Apparently, soon after the storks were released into the wild they started getting sick and dying after eating from the rice fields that used pesticides. The government then began funding organic farms in the region in order to create a sustainable home for the storks to repopulate. Now there are close to 100 white oriental storks in the region, which is really quite exciting for Japan.

Back at the house, Keiko had prepared another delicious home-grown meal for us, which we happily devoured before heading out to do a little harvesting. We visited three different fields around Ichijima to inspect the crops and pick the ones that were ready. I was taught the proper way to take them off the vines in order to ensure that the plant continues to produce more. My basket was soon overflowing with jewel-like vegetables which I then unloaded into the truck. Our healthy haul consisted of hot peppers, okra, eggplant, and bitter melon.

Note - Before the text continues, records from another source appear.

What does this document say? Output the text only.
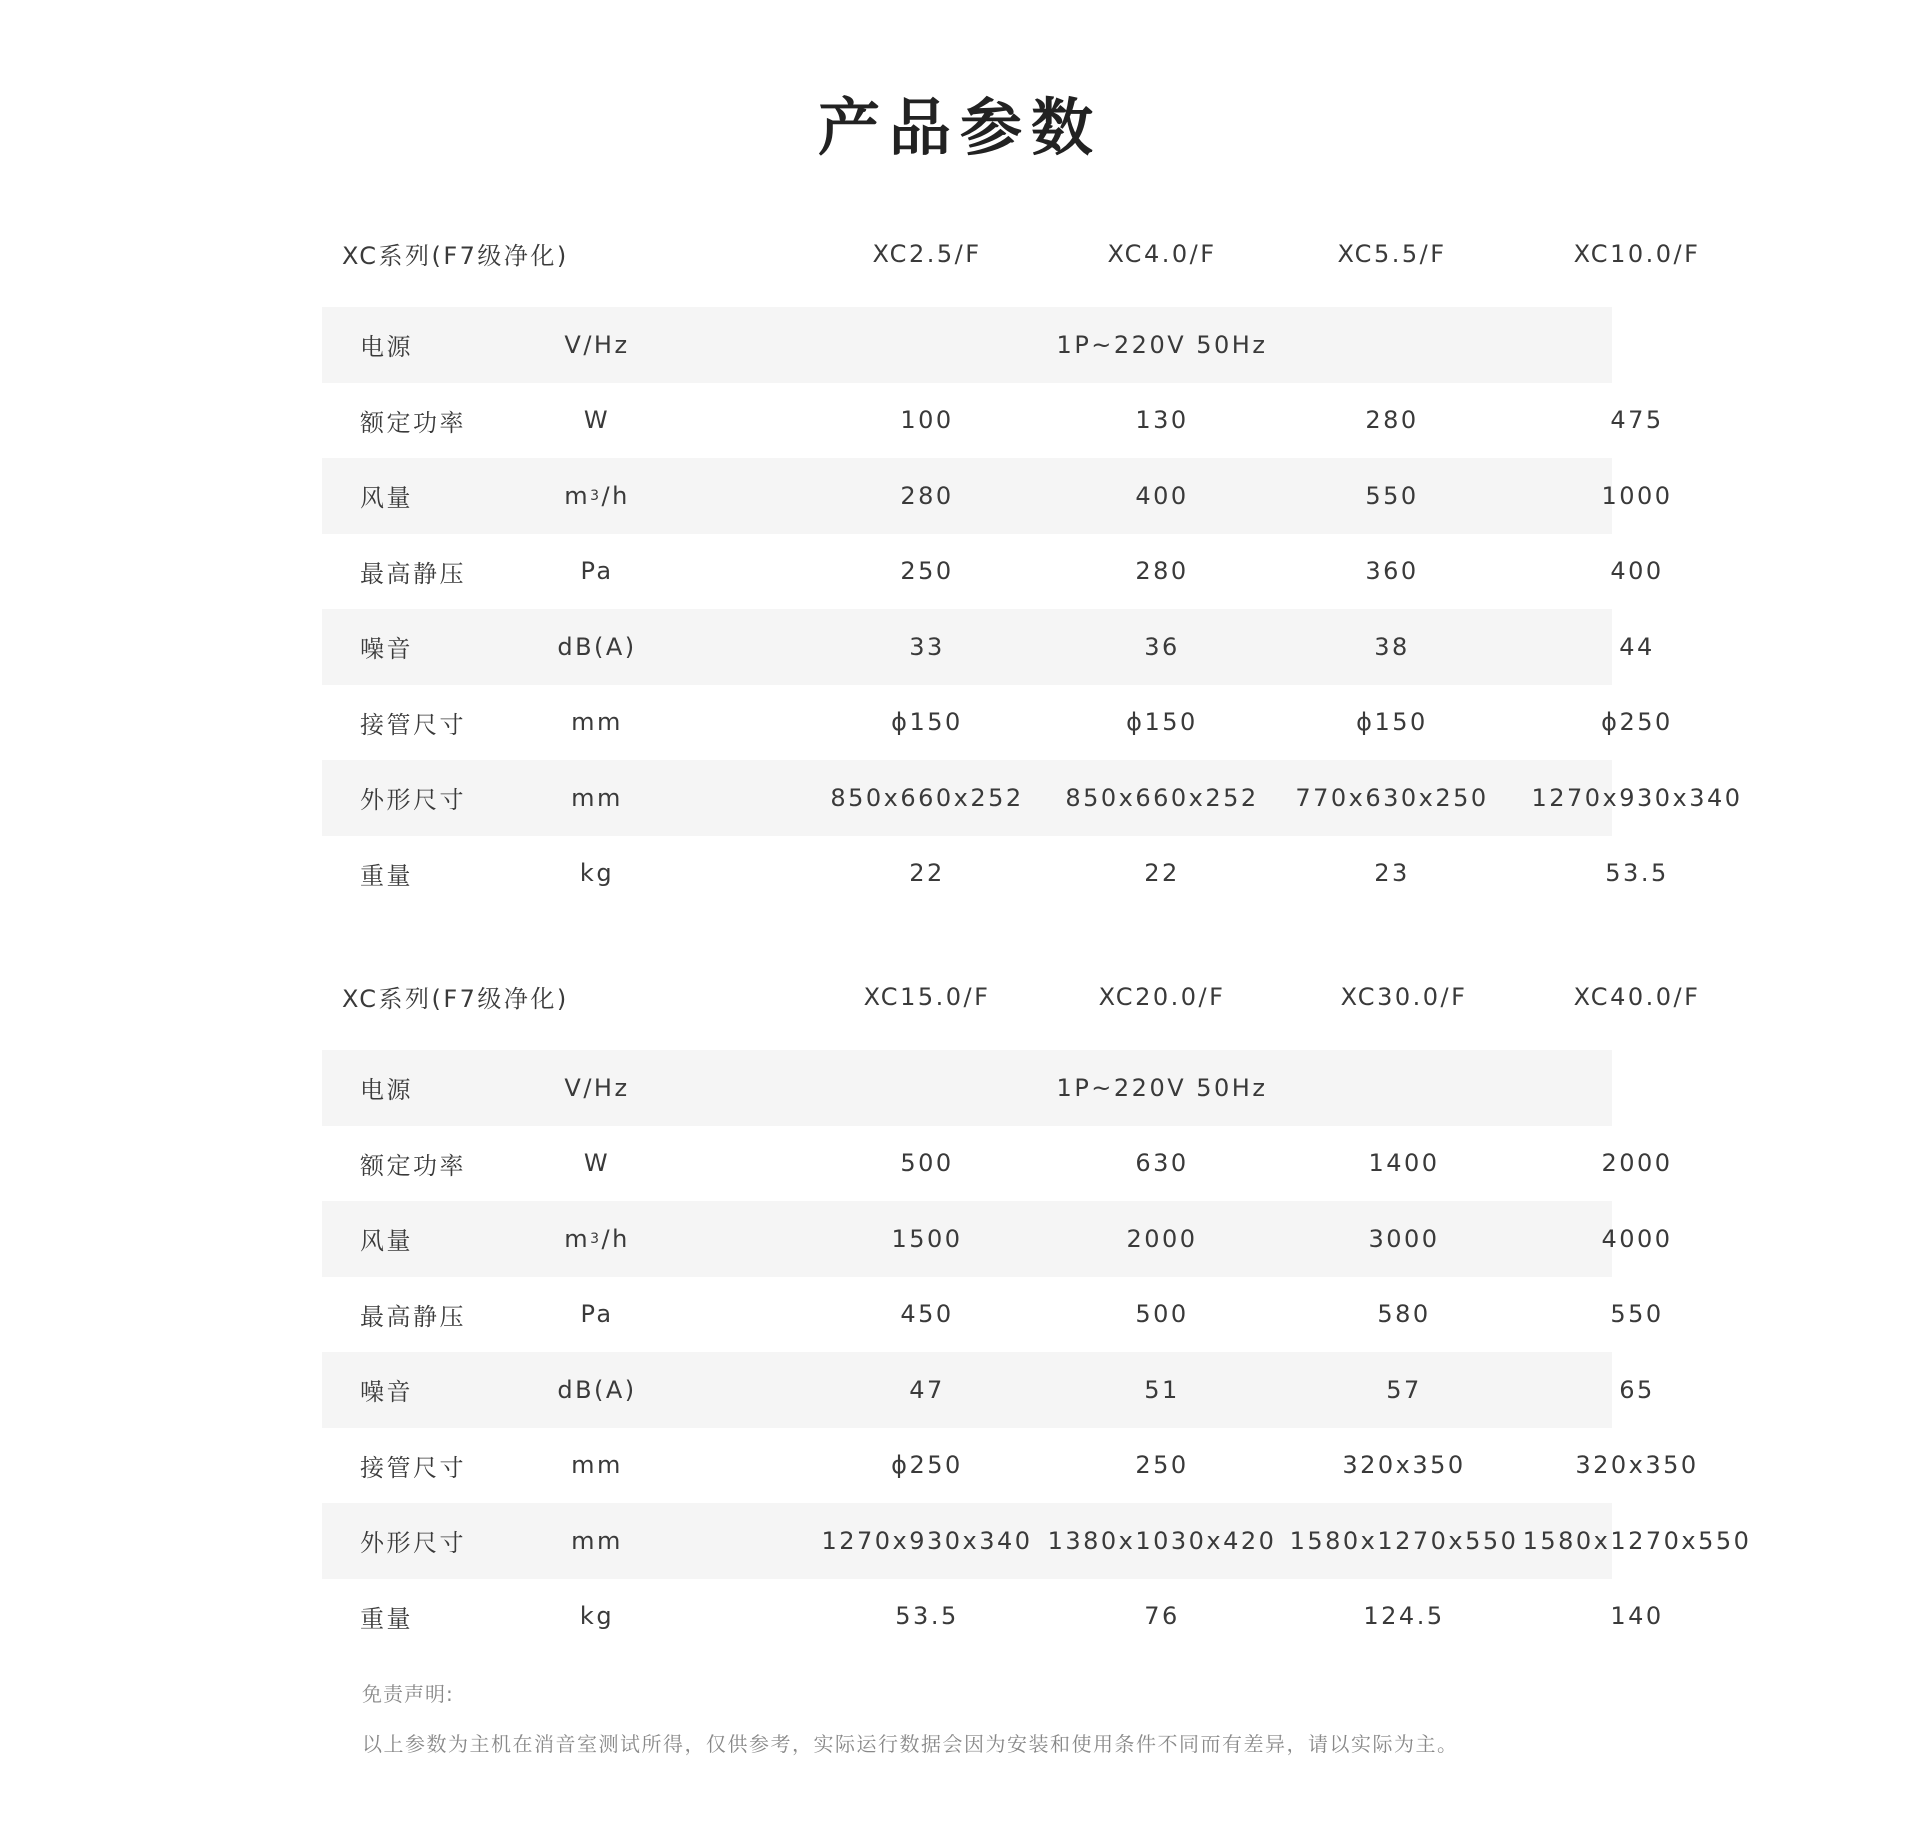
产品参数
XC系列(F7级净化)	XC2.5/F	XC4.0/F	XC5.5/F	XC10.0/F
电源	V/Hz	1P~220V 50Hz
额定功率	W	100	130	280	475
风量	m 3 /h	280	400	550	1000
最高静压	Pa	250	280	360	400
噪音	dB(A)	33	36	38	44
接管尺寸	mm	ϕ150	ϕ150	ϕ150	ϕ250
外形尺寸	mm	850x660x252 850x660x252	770x630x250	1270x930x340
重量	kg	22	22	23	53.5
XC系列(F7级净化)	XC15.0/F	XC20.0/F	XC30.0/F	XC40.0/F
电源	V/Hz	1P~220V 50Hz
额定功率	W	500	630	1400	2000
风量	m 3 /h	1500	2000	3000	4000
最高静压	Pa	450	500	580	550
噪音	dB(A)	47	51	57	65
接管尺寸	mm	ϕ250	250	320x350	320x350
外形尺寸	mm	1270x930x340 1380x1030x420 1580x1270x550 1580x1270x550
重量	kg	53.5	76	124.5	140
免责声明:
以上参数为主机在消音室测试所得，仅供参考，实际运行数据会因为安装和使用条件不同而有差异，请以实际为主。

We returned with our bountiful harvest, only having just escaped the rain. The sky then opened up, and I found myself sitting near the door over a pile of burdock roots, snapping off the extraneous bits before they would be sent out as part of the CSA collection. Droplets quickly became a downpour. The scent of sweet earth echoed by the fresh-cut burdock was intoxicating. I heard the familiar sounds of water simmering on the stove and the delicate, rhythmic chopping of Japanese steel on a cutting board. I closed my eyes, willing myself to transfix this moment into a memory.

Gathering around the table for dinner, we were greeted by rice bowls alongside miso broth with sliced okra that adorned our place settings. Keiko set before us platters of gleaming, fresh-picked vegetables and something that resembled sticky lentils, which I soon found out was actually natto (fermented soybeans). It had a pungent, nutty flavor—perhaps a little too much for my taste—which I felt accompanied the rice well when served with a raw “onsen egg” that turned white against the heat of the grains below it.

We took turns trading stories of our adventures from around the world and curiosities into cultural identities, all the while passing dishes for seconds and thirds. I found that I was truly grateful for this brief view into the life of a Japanese farmer. Although much of it is rigorous work, there are parts that seem to feel intangible: there is a reward in being able to feast on what you’ve grown with your own two hands from seed to harvest, cultivating rice paddies, and raising chickens so that you may enjoy the freshest eggs.

For Shinji, he can sleep well at night knowing where everything has come from with his implementation of organic practices on his farm. There is a deep sense of pride for him in that, and I couldn’t help but feel it, too. We said our goodbyes and I left the farm with my belly full and my heart a little lighter, having had a glimpse into their world to see the great satisfaction of their livelihood.